For each category (coding, general), a composite score is calculated:

composite = (quality * 0.45) + (tokens_per_sec / ceiling, capped 1.0) * 0.30
          + (1 - ttft_ms / 5000, floored 0) * 0.25

Where:

  • quality — 0.0–1.0 from heuristic checks per test type (see CLAUDE.md for weights)
  • tokens_per_sec — averaged across all test responses; normalized against benchmark_toks_norm_ceiling (default 40)
  • ttft_ms — latency test response time in milliseconds

Classification Rule

A model is classified as coding if:

coding_composite - general_composite >= benchmark_coding_threshold   # default 0.10

Name-pattern heuristics (coder, codestral, codellama, starcoder) apply as a tiebreaker. Category can also be forced with model_category_overrides in group_vars/all.yml.

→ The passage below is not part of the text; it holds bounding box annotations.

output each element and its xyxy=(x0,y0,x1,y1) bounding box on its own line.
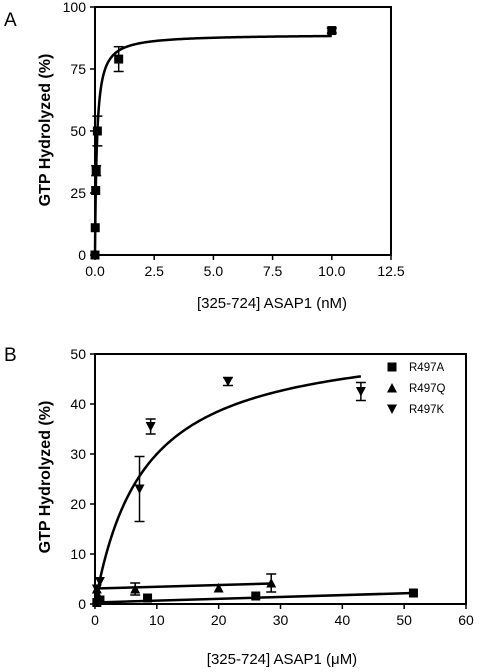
panel-b-x-axis-label: [325-724] ASAP1 (μM) xyxy=(207,651,357,668)
panel-b: B [325-724] ASAP1 (μM) GTP Hydrolyzed (%… xyxy=(4,345,474,668)
panel-a-series-point xyxy=(90,250,100,260)
panel-a-x-tick-label: 2.5 xyxy=(144,263,164,279)
panel-b-letter: B xyxy=(4,345,17,366)
panel-a-series-point xyxy=(91,186,101,196)
panel-b-legend-label-r497a: R497A xyxy=(409,362,444,374)
panel-a-y-tick-label: 50 xyxy=(70,123,86,139)
panel-b-x-tick-label: 30 xyxy=(273,612,289,628)
panel-b-x-tick-label: 50 xyxy=(396,612,412,628)
panel-a-series-point xyxy=(327,26,337,36)
panel-a-series-point xyxy=(90,223,100,233)
panel-b-r497a-point xyxy=(143,593,153,603)
panel-a-x-tick-label: 10.0 xyxy=(318,263,345,279)
panel-b-legend-marker-r497a xyxy=(387,362,397,372)
panel-b-x-tick-label: 60 xyxy=(458,612,474,628)
panel-a-series-point xyxy=(91,166,101,176)
panel-b-x-tick-label: 40 xyxy=(335,612,351,628)
panel-a-x-tick-label: 7.5 xyxy=(263,263,283,279)
panel-b-y-tick-label: 50 xyxy=(70,346,86,362)
panel-b-r497k-point xyxy=(134,484,145,494)
panel-a-series-point xyxy=(92,126,102,136)
panel-b-legend-label-r497q: R497Q xyxy=(409,383,445,395)
panel-b-y-tick-label: 20 xyxy=(70,496,86,512)
panel-b-r497q-point xyxy=(266,578,277,588)
panel-b-x-tick-label: 10 xyxy=(149,612,165,628)
panel-a-x-tick-label: 0.0 xyxy=(85,263,105,279)
panel-b-y-tick-label: 10 xyxy=(70,546,86,562)
panel-b-r497q-fit-curve xyxy=(94,582,272,590)
panel-a-y-tick-label: 100 xyxy=(63,0,87,15)
panel-b-r497q-point xyxy=(130,584,141,594)
panel-b-r497q-point xyxy=(213,583,224,593)
panel-a-x-tick-label: 5.0 xyxy=(204,263,224,279)
panel-b-legend-marker-r497k xyxy=(387,404,397,414)
panel-b-y-tick-label: 30 xyxy=(70,446,86,462)
panel-b-r497k-point xyxy=(222,377,233,387)
panel-b-legend-marker-r497q xyxy=(387,383,397,393)
panel-a-letter: A xyxy=(4,10,17,31)
panel-b-x-tick-label: 0 xyxy=(91,612,99,628)
panel-b-r497k-point xyxy=(145,422,156,432)
panel-b-r497a-point xyxy=(251,591,261,601)
panel-a-y-tick-label: 25 xyxy=(70,185,86,201)
panel-b-legend-label-r497k: R497K xyxy=(409,404,444,416)
panel-a-y-tick-label: 0 xyxy=(78,247,86,263)
panel-a-series-point xyxy=(114,54,124,64)
panel-a-x-axis-label: [325-724] ASAP1 (nM) xyxy=(197,295,347,312)
panel-a: A [325-724] ASAP1 (nM) GTP Hydrolyzed (%… xyxy=(4,0,405,312)
panel-b-r497a-point xyxy=(408,588,418,598)
panel-b-r497k-point xyxy=(91,584,102,594)
panel-b-r497k-point xyxy=(94,577,105,587)
panel-b-x-tick-label: 20 xyxy=(211,612,227,628)
panel-a-y-tick-label: 75 xyxy=(70,61,86,77)
panel-b-y-axis-label: GTP Hydrolyzed (%) xyxy=(37,401,54,554)
panel-a-series-fit-curve xyxy=(93,34,332,256)
panel-b-r497k-point xyxy=(355,387,366,397)
panel-a-y-axis-label: GTP Hydrolyzed (%) xyxy=(37,54,54,207)
panel-a-x-tick-label: 12.5 xyxy=(377,263,404,279)
panel-b-r497k-fit-curve xyxy=(93,375,362,605)
panel-b-y-tick-label: 40 xyxy=(70,396,86,412)
panel-b-y-tick-label: 0 xyxy=(78,596,86,612)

Thresholds and Configuration

All thresholds are configurable in inventory/group_vars/all.yml:

Key Default Description
benchmark_thresholds.min_tokens_per_sec 5.0 Minimum tok/sec to be slot-eligible
benchmark_thresholds.min_quality_score 0.6 Minimum quality score to be slot-eligible
benchmark_thresholds.min_composite_score 0.55 Minimum composite to avoid threshold warning
benchmark_toks_norm_ceiling 40 tok/sec ceiling for normalization (dual-socket target)
benchmark_coding_threshold 0.10 coding-general composite delta for classification
benchmark_small_max_gb 10 Runtime RAM upper bound for small pass (GB)
benchmark_medium_max_gb 15 Runtime RAM upper bound for medium pass (GB)
benchmark_size_overhead_factor 1.2 Multiplier applied to ollama list disk sizes to estimate runtime RAM
benchmark_small_timeout 300 Per-request timeout for small models (seconds)
benchmark_medium_timeout 900 Per-request timeout for medium models (seconds)
benchmark_large_timeout 1200 Per-request timeout for large models (seconds)
benchmark_skip_aliases see below Modelfile aliases excluded from benchmark loop

Default benchmark_skip_aliases:

- coder-128k
- coder-32k
- coder-rotate
- llama-family
- gemma-family

Output Format

Benchmark Report

Each run produces benchmarks/results/benchmark_<timestamp>.md. The slot table now covers all 6 slots across both NUMA instances:

| Slot | Socket              | Role            | Model                     | Composite |
|------|---------------------|-----------------|---------------------------|-----------|
| 1    | Node 1 (port 11434) | General (locked)| llama3.1:8b               | 0.74      |
| 2    | Node 1 (port 11434) | General (locked)| mistral:latest            | 0.71      |
| 5    | Node 1 (port 11434) | General (rotate)| llama3.2:3b               | 0.63      |
| 3    | Node 0 (port 11435) | Coding (locked) | deepseek-coder-v2:16b     | 0.82      |
| 4    | Node 0 (port 11435) | Coding (locked) | qwen2.5-coder:7b          | 0.78      |
| 6    | Node 0 (port 11435) | Coding (rotate) | codegemma:7b              | 0.69      |

model_selection.json

Results are written to benchmarks/results/model_selection.json:

{
  "slot1_general": "llama3.1:8b",
  "slot2_general": "mistral:latest",
  "slot5_general_rotate": "llama3.2:3b",
  "slot3_coding": "deepseek-coder-v2:16b",
  "slot4_coding": "qwen2.5-coder:7b",
  "slot6_coding_rotate": "codegemma:7b",
  "general_ranking": [...],
  "coding_ranking": [...],
  "all_metrics": { ... }
}

This file is read by 04_models.yml to decide what to pull and warm up. It is committed to the repo so slot selections survive a clean checkout.